Glauco Mattoso


morei durante algum tempo em São Paulo e minha chegada na cidade coincidiu com o período em que uma editora de livros estava se organizando para inaugurar um centro cultural onde haveria uma livraria e também um grande espaço em que funcionaria uma galeria de arte. fui contratado para trabalhar nesse local, onde acabei ficando por um bom tempo. além de lançamentos de livros em um espaço da própria livraria, havia, também, uma grande sala onde aconteciam palestras e saraus literários. eu participava, quando era possível, de alguns desses encontros. tive a oportunidade, então, de conhecer vários escritores, poetas e artistas plásticos de muitas partes do Brasil. 

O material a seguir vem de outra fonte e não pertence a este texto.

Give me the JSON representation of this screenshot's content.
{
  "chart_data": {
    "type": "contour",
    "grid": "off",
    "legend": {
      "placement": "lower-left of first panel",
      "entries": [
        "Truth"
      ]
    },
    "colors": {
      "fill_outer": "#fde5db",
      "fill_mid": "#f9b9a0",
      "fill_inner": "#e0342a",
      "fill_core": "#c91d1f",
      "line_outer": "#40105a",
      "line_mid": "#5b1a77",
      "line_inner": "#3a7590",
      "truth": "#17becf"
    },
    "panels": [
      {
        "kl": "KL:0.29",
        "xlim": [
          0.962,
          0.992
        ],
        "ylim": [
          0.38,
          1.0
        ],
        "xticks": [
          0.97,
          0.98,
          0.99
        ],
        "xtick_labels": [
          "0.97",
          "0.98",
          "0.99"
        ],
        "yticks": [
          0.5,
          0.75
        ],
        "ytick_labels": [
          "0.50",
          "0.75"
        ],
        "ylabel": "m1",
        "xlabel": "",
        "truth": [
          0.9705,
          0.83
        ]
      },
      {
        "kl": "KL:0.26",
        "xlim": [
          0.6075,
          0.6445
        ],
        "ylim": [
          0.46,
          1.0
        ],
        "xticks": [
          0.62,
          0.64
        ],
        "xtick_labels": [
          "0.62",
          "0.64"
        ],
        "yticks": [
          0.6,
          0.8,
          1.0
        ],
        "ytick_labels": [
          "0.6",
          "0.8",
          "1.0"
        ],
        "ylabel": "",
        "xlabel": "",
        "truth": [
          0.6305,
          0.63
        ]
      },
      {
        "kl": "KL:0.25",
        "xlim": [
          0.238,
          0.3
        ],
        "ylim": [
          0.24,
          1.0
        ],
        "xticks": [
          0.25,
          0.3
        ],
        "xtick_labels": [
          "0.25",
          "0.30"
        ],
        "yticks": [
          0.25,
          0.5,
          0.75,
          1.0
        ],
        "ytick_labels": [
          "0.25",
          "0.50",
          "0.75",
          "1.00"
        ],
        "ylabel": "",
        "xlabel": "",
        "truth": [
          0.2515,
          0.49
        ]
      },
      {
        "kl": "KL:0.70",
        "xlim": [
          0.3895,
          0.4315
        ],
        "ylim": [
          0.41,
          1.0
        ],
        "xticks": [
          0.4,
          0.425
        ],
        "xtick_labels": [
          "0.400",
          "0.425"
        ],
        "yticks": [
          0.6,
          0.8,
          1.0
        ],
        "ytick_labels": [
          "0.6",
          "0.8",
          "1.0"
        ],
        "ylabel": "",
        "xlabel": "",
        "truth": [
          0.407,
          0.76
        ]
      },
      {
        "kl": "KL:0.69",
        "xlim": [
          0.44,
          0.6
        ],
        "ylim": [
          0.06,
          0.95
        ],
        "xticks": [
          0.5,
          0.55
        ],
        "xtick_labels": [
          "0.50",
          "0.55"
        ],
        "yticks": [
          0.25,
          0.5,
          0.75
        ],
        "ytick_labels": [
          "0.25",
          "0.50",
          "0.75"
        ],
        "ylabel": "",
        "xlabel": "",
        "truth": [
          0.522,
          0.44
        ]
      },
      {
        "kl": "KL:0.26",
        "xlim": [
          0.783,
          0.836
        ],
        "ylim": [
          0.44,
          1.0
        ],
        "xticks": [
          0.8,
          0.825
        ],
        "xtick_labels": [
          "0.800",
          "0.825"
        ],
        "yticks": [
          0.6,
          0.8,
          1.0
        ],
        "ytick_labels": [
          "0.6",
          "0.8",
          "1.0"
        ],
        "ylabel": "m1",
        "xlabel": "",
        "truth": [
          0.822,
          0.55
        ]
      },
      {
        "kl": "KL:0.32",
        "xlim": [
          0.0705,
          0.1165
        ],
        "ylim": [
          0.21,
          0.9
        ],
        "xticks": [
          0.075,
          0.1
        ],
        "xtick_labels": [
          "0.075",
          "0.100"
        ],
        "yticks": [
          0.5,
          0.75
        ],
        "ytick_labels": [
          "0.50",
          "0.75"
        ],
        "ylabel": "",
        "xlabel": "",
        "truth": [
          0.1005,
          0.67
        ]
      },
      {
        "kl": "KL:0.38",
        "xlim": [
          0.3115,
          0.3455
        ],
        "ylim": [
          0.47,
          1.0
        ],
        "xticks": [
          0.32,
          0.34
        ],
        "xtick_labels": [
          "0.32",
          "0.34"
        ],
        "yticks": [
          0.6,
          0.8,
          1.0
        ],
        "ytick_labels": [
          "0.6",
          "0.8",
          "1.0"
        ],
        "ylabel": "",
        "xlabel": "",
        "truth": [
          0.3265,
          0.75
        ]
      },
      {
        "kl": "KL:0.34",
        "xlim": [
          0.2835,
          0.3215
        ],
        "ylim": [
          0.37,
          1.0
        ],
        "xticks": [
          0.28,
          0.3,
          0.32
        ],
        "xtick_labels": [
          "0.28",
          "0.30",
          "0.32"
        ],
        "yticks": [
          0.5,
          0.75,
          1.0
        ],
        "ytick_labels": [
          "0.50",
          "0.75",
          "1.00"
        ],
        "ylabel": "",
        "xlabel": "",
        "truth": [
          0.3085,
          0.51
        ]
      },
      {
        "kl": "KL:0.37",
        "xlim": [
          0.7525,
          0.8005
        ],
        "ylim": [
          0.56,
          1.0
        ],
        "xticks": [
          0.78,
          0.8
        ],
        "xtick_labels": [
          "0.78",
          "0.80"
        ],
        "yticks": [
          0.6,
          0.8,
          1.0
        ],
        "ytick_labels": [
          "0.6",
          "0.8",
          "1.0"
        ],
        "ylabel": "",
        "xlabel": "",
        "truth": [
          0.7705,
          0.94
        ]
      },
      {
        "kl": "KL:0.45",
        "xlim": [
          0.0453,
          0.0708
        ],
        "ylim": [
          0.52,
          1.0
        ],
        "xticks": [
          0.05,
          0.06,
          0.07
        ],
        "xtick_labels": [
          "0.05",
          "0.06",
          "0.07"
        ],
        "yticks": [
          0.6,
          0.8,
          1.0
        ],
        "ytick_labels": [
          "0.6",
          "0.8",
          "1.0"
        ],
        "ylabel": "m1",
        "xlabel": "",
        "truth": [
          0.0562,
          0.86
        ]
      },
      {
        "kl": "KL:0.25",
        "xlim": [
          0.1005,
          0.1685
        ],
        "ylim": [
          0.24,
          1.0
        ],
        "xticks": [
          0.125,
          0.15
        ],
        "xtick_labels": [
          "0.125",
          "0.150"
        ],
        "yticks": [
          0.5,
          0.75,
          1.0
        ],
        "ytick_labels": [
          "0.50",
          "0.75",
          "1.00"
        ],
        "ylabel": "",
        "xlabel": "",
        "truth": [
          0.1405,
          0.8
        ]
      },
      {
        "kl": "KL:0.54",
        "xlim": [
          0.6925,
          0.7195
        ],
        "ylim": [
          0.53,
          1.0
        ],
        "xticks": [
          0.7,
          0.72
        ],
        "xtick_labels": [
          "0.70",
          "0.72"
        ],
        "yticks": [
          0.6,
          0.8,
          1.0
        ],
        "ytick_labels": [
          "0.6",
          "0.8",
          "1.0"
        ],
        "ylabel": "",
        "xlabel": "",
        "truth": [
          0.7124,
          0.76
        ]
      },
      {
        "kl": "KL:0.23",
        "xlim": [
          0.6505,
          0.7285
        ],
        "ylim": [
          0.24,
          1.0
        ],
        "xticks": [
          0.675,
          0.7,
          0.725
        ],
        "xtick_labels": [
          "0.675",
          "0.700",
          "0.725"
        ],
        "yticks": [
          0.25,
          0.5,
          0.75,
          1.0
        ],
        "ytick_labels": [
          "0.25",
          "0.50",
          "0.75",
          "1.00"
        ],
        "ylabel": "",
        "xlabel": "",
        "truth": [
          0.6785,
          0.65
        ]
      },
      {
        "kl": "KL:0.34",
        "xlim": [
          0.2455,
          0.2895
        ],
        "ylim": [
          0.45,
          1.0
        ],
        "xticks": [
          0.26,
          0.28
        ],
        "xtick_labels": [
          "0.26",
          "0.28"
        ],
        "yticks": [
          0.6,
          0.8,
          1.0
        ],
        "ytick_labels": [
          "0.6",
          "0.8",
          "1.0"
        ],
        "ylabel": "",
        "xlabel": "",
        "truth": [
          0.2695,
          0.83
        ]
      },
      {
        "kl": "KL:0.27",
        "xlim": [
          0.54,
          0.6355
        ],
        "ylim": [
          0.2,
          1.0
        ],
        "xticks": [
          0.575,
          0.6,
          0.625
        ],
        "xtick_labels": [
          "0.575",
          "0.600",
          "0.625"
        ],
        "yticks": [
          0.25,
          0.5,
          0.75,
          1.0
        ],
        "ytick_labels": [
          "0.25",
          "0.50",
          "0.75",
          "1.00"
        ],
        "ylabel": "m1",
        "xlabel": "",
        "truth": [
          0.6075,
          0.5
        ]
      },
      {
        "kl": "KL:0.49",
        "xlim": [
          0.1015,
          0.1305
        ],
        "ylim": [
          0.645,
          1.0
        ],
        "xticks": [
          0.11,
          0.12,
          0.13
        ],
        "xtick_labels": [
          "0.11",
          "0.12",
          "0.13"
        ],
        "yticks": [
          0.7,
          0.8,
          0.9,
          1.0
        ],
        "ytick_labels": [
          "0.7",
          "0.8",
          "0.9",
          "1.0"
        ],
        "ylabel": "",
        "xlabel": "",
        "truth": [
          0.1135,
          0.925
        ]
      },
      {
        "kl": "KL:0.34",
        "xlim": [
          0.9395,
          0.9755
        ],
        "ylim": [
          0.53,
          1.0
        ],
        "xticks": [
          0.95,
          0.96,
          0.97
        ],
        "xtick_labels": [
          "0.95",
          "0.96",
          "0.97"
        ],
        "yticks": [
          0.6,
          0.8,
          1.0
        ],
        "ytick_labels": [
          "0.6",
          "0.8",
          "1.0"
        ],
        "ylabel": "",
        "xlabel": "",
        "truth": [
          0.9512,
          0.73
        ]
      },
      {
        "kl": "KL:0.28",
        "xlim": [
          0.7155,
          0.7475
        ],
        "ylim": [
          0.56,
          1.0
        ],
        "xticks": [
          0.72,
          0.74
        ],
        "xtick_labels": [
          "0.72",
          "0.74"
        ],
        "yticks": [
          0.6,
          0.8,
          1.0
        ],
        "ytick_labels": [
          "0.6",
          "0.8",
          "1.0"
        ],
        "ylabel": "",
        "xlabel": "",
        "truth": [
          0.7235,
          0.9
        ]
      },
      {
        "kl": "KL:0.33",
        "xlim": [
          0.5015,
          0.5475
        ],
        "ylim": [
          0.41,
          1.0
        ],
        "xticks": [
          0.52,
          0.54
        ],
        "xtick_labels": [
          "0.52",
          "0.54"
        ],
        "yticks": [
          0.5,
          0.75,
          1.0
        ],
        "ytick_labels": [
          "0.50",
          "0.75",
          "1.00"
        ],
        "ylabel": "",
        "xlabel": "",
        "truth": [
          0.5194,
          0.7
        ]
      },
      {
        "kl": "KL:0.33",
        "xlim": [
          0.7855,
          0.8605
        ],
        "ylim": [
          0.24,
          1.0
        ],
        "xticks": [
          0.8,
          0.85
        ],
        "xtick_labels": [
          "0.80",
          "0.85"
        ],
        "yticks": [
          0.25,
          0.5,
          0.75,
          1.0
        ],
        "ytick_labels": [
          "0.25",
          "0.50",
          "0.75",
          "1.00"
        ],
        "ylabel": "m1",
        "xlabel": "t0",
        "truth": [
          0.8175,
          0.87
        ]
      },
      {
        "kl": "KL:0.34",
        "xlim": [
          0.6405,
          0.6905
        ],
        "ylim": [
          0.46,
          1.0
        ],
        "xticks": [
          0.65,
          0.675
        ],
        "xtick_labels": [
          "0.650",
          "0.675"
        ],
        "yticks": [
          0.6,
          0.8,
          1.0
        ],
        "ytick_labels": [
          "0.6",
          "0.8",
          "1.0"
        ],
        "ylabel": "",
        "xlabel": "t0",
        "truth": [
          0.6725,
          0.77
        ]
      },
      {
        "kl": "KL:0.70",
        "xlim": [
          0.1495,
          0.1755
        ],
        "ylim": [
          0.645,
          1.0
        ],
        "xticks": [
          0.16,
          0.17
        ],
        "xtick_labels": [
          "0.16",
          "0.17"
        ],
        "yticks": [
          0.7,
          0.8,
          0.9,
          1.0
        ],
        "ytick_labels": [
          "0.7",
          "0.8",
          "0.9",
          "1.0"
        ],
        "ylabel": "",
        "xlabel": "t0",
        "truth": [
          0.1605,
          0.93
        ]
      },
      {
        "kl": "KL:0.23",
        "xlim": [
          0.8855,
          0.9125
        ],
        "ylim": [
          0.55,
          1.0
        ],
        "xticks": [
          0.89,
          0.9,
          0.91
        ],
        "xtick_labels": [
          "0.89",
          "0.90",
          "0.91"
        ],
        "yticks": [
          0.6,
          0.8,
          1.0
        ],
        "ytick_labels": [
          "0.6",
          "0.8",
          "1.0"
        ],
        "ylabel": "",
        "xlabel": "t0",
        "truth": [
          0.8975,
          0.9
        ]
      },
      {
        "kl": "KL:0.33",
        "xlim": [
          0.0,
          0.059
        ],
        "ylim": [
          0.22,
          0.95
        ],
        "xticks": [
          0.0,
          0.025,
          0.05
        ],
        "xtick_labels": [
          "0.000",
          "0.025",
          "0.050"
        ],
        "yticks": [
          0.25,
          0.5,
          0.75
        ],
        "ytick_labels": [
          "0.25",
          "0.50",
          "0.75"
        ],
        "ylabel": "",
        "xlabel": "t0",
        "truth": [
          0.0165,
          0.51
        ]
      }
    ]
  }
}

em um desses encontros, que geralmente aconteciam aos sábados, teríamos a participação do escritor e poeta Glauco Mattoso. eu não sabia muito sobre ele até então, sabia, por exemplo, da música "Língua", em que ele foi citado por Caetano Veloso, e, a partir disso, como uma porta de entrada, eu fui ler, muitos anos atrás, alguns dos sonetos do Glauco, que nunca foi o tipo de poema que eu costumava ler, pois sempre preferi o verso livre. eu sabia, também, apenas de maneira mais superficial sobre a vida do escritor e poeta, mas que já era suficiente para me fazer participar daquele encontro literário com certa curiosidade. eu supunha, por causa da ideia que fazia sobre ele, que veria e ouviria uma pessoa que seria talvez apenas sarcástica falando, talvez meio chocante para alguns (não para mim), mas o que aconteceu foi que me surpreendi com o fato de ele ter parecido ser, e ser, na verdade, não apenas muito inteligente, como eu já imaginava, mas também uma pessoa com um modo de se expressar até mesmo, em muitos momentos, elegante, delicado, inclusive.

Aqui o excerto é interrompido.